Studio album by the Wonder Stuff
- Released: 27 May 1991
- Recorded: 1990–1991
- Studio: Townhouse Studios, London
- Genre: Indie rock
- Length: 44:50
- Label: Polydor
- Producer: Mick Glossop

The Wonder Stuff chronology
| Hup (1989) | Never Loved Elvis (1991) | Construction for the Modern Idiot (1993) |

Singles from Never Loved Elvis
- "The Size of a Cow" Released: 1991; "Caught in My Shadow" Released: 1991; "Sleep Alone" Released: 1991; "Welcome to the Cheap Seats" Released: 1992;

= Never Loved Elvis =

Never Loved Elvis is the third album by the Wonder Stuff released in 1991. Guest musicians on the album include Kirsty MacColl and Linda McRae.

The song "Mission Drive" was inspired by Wonder Stuff singer Miles Hunt's fall out with best friend and former flatmate Clint Mansell of Pop Will Eat Itself.

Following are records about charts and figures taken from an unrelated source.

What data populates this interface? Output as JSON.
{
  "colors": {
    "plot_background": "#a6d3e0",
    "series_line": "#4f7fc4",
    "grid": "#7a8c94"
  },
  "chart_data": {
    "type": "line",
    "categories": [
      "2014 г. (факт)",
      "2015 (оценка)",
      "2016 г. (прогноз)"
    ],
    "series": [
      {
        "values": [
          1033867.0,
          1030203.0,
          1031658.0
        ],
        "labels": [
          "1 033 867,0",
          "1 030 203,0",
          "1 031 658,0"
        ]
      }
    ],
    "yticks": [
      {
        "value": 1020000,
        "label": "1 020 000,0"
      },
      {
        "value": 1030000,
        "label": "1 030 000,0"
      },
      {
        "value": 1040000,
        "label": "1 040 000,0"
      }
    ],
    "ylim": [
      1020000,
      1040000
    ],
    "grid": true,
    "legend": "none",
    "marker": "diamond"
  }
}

The most successful single from the album, "The Size of a Cow", reached No. 5 on the UK singles chart. The album peaked at No. 3 on the albums chart.

Professional ratings
Review scores
| Source | Rating |
| AllMusic | Star Half star |
| Drowned in Sound | 10/10 |

==Track listing==
All tracks composed by The Wonder Stuff; except where indicated

Never Loved Elvis track listing
| No. | Title | Length |
|---|---|---|
| 1. | "Mission Drive" | 4:11 |
| 2. | "Play" | 2:47 |
| 3. | "False Start" | 0:47 |
| 4. | "Welcome to the Cheap Seats" | 2:54 |
| 5. | "The Size of a Cow" | 3:13 |
| 6. | "Sleep Alone" | 3:50 |
| 7. | "Donation" | 3:43 |
| 8. | "Inertia" | 4:07 |
| 9. | "Maybe" | 4:13 |
| 10. | "Grotesque" | 1:58 |
| 11. | "Here Comes Everyone" | 3:55 |
| 12. | "Caught in My Shadow" | 3:48 |
| 13. | "38 Line Poem" | 5:24 |
| Total length: |  | 44:50 |

2000 reissue bonus tracks
| No. | Title | Writer(s) | Length |
|---|---|---|---|
| 14. | "The Takin' Is Easy" | Rob Jones | 2:36 |
| 15. | "Will the Circle Be Unbroken" (featuring Spirit of the West) | A.P. Carter | 4:00 |
| 16. | "That's Entertainment" | Paul Weller | 3:23 |
| 17. | "Me, My Mum, My Dad, My Brother" |  | 2:39 |

==Personnel==
- Miles Hunt – vocals, guitar, harmonica, percussion
- Malcolm Treece – guitar, vocals
- Paul Clifford – bass
- Martin Gilks – drums, percussion
- Martin Bell – fiddle, banjo, guitar, accordion, piano
- Kirsty MacColl – backing vocals on "Welcome to the Cheap Seats"
- Linda McRae – accordion on "Welcome to the Cheap Seats"
- James Taylor – Hammond organ
- Judith Fleet – cello
- Elly Newton, Alison Gabriel – violin

==Charts==

Chart performance for Never Loved Elvis
| Chart (1991) | Peak position |
|---|---|
| Australian Albums (ARIA) | 94 |
| UK Albums (Official Charts) | 3 |

== Certifications ==

| Region | Certification | Certified units/sales |
| United Kingdom (BPI) | Gold | 100,000^{^} |
^{^} Shipments figures based on certification alone.